Is there a certain formula for derivatives?

1 Answer

Yes, but not just one formula. There are many.

The derivative (of a differentiable function), #y=f(x)#, at the point #x=a# is defined by the following limit

# f'(a) = lim_(x rarr a )(f(x)-f(a))/(x-a) #

With a slight change of notation we can write:

# dy/dx = f'(x) = lim_(h rarr 0 ) (f(x+h)-f(x))/h #

In some older texts the notation may involve #deltax# or #Deltax#, instead of #h# giving an identical result:

# f'(x) = lim_(deltax rarr 0 ) (f(x+deltax)-f(x))/(deltax) = lim_(Deltaxrarr 0 ) (f(x+Deltax)-f(x))/(Deltax)#

It represents both the rate of change of the function, and the gradient of the tangent line at any particular point. If the limit does not exists then the function is not differentiable.

In practice we do not derive the derivative from first principles using the limit definition, but instead we use various rules that can be proved to be true;

Power Rule: #d/dx(x^n) = nx^(n - 1)#

Example: Find #dy/dx# for #y = 2x^7#.

We have #n = 7#, so the derivative is #dy/dx = 14x^(7-1) = 14x^6#

Chain Rule: #d/dx(f(g(x)) = f'(g(x)) * g'(x)#, in other words the derivative of the composition #f(g(x))# is the inner function times the outer function.

Example: Find #dy/dx# for #y = (x +2)^7#

We let #u = x + 2# and #y = u^7#. Then, by the power rule, #dy/(du) = 7u^6# and #(du)/dx = 1#.

#dy/dx = dy/(du) * (du)/dx#

#dy/dx = 1 * 7u^6#

#dy/dx = 7(x + 2)^6#

Product Rule: #d/dx(f(x) xx g(x)) = f'(x)g(x) + f(x)g'(x)#

Example: Find #dy/dx# for #y = (x + 2)(x^2 - 1)#

We let #f(x) =x + 2# and #g(x) = x^2 - 1#. Then #f'(x) = 1# and #g'(x) = 2x#.
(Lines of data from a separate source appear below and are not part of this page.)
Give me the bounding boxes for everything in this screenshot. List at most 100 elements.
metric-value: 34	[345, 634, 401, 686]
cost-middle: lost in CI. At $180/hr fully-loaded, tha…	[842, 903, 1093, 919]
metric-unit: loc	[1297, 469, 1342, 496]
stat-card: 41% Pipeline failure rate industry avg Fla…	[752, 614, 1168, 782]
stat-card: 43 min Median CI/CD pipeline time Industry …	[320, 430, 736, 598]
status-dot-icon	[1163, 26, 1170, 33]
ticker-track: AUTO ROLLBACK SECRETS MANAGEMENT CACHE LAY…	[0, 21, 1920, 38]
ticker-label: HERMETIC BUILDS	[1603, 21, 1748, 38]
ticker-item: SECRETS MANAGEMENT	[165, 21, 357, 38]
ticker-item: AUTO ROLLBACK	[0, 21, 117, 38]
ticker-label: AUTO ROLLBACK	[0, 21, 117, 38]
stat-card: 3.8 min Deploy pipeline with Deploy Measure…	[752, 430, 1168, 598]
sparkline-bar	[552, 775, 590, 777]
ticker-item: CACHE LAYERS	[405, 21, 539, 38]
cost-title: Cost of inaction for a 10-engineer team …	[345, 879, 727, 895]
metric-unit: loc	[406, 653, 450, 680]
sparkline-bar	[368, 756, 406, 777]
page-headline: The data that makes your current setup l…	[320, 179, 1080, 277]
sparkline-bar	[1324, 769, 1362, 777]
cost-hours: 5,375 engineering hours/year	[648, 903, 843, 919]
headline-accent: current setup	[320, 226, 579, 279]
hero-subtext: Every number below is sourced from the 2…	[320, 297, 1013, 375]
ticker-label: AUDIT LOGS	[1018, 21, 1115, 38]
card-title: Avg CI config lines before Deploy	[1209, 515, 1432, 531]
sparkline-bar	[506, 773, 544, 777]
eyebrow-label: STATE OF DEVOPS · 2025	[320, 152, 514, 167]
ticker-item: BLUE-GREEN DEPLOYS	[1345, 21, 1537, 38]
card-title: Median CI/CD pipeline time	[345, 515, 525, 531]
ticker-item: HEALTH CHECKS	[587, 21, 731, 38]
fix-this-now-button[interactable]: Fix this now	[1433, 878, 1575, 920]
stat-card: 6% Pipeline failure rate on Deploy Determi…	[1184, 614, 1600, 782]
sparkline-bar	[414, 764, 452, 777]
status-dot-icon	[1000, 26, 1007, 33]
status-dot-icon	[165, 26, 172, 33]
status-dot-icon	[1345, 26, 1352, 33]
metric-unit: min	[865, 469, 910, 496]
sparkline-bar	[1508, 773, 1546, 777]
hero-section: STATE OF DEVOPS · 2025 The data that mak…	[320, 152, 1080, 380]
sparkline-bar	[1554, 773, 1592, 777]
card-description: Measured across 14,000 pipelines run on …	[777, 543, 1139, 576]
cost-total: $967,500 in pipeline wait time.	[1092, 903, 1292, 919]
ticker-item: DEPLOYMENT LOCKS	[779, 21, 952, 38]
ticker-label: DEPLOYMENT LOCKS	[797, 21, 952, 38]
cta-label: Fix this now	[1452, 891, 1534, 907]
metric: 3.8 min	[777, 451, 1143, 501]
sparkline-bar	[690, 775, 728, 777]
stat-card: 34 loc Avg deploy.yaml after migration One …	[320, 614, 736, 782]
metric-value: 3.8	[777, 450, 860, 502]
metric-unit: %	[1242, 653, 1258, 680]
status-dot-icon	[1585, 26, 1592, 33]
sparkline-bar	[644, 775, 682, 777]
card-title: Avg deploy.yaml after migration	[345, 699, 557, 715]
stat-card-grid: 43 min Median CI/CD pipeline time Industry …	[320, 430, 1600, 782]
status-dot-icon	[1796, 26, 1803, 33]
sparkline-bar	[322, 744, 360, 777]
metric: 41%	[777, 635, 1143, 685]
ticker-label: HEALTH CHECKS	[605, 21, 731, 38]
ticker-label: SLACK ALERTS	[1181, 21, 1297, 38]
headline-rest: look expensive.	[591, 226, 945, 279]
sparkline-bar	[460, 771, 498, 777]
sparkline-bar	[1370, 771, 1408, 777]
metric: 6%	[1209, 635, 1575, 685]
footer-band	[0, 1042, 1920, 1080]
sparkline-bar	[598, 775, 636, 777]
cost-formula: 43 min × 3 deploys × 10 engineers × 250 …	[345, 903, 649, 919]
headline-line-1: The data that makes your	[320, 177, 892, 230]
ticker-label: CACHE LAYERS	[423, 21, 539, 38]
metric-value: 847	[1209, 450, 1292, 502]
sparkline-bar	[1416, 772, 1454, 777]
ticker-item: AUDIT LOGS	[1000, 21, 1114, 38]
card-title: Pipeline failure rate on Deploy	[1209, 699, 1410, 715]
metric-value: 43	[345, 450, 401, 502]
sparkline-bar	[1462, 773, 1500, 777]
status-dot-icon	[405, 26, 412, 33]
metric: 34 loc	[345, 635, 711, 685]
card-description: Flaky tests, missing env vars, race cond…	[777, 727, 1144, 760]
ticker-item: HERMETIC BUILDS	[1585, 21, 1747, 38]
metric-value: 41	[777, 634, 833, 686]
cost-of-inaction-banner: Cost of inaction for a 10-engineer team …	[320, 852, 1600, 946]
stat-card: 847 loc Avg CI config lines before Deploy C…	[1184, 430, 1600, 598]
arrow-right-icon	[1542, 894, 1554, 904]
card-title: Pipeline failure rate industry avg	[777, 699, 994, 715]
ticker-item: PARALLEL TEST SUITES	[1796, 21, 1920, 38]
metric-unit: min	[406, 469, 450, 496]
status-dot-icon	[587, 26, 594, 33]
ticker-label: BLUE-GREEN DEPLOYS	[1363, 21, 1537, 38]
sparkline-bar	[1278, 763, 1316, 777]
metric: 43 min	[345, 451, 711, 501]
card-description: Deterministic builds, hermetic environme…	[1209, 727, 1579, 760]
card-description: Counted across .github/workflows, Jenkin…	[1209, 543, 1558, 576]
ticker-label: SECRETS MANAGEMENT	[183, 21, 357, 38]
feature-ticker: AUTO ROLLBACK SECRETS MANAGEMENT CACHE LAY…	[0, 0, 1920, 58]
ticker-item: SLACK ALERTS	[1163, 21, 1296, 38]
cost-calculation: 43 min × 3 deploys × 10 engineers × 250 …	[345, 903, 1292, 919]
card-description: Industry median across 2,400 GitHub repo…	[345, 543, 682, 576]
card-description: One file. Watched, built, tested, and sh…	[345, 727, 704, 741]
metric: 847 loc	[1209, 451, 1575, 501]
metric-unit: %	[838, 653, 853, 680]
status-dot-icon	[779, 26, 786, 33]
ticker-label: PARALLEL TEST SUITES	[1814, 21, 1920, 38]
#dy/dx = 1(x^2 - 1) + 2x(x + 2)#

#dy/dx = x^2 - 1 + 2x^2 + 4x#

#dy/dx = 3x^2 + 4x-1#

Quotient rule: #d/dx((f(x))/(g(x)))=(g(x)f'(x)-f(x)g'(x))/(g(x))^2#

Example: Find #dy/dx# for #y=x/(x + 1)#

We let #f(x)=x# and #g(x)=x + 1#. Then #f'(x)=1# and #g'(x)=1#
#dy/dx=(1(x + 1) - 1(x))/(x + 1)^2#

#dy/dx =1/(x + 1)^2#

Here are a few other useful derivative formulas I think you should know.

#d/dx(lnx) = 1/x#

#d/dx(sinx) = cosx#

#d/dx(cosx) = -sinx#

Once you get good at the basic differentiation rules, you may be asked to solve problems that combine the differentiation rules in interesting ways.

Example: Find #dy/dx# for #y = ln(secx)#

First of all, note that #secx = 1/cosx#. The function becomes

#y = ln(1/cosx)#

There are a few ways of differentiating this.

a) you could use the quotient rule to differentiate #1/cosx# and then the chain rule to differentiate #y#.

b) you could rewrite #1/cosx# as #(cosx)^-1# and then differentiate using the chain rule twice.

c) you could use the laws of logarithms to simplify and then differentiate. I'll use this method.

By the rule #ln(a/b) = lna - lnb#, we have:

#y = ln(1/cosx) = ln1 - lncosx = 0 - ln(cosx) = -ln(cosx)#

By the chain rule, we have

#dy/dx = -1/cosx * -sinx = sinx/cosx = tanx#

Hopefully you now get a good idea what differentiation is about!